Where does orthogonality appear in PCA, least squares, and neural networks?

Make a three-column table: topic, role of orthogonality, and why it matters.

13.20 Chapter summary

Orthogonality is the language of clean separation.

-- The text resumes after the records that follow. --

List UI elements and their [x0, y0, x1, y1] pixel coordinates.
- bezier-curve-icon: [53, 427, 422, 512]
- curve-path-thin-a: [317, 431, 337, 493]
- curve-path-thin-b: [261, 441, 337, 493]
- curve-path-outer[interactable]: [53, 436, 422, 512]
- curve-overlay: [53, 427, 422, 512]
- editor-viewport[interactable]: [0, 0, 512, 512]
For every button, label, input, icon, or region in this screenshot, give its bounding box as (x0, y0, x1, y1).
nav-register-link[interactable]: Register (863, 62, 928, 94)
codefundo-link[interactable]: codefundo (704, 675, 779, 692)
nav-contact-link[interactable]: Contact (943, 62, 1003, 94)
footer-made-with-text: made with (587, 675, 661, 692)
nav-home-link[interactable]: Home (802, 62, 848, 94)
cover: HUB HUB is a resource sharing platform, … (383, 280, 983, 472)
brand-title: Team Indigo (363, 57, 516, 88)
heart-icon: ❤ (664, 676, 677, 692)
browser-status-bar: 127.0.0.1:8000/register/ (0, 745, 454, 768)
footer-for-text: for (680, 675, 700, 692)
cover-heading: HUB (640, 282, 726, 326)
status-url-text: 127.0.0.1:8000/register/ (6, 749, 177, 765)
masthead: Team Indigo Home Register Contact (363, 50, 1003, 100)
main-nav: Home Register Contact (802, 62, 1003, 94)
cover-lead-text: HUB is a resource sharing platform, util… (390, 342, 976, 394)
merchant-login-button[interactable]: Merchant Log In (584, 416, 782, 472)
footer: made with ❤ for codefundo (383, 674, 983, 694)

  • Two vectors are orthogonal if their dot product is zero.
  • Orthogonal nonzero vectors are automatically linearly independent.
  • Orthogonality makes cross terms disappear.
  • Orthonormal bases make coordinates simple: coefficients are dot products.
  • Orthogonal matrices preserve lengths, distances, and angles.
  • Projection onto an orthonormal subspace has the simple formula \(QQ^Tx\).
  • Gram–Schmidt turns a messy independent set into a clean orthonormal set.
  • QR factorization writes a matrix as \(A=QR\), separating geometry from coefficients.
  • Orthogonality supports stable computation in least squares, PCA, Fourier analysis, and machine learning.

The next chapter moves from clean directions to special directions: eigenvectors. Orthogonality helps us understand independent coordinate systems; eigenvectors reveal directions that a matrix preserves.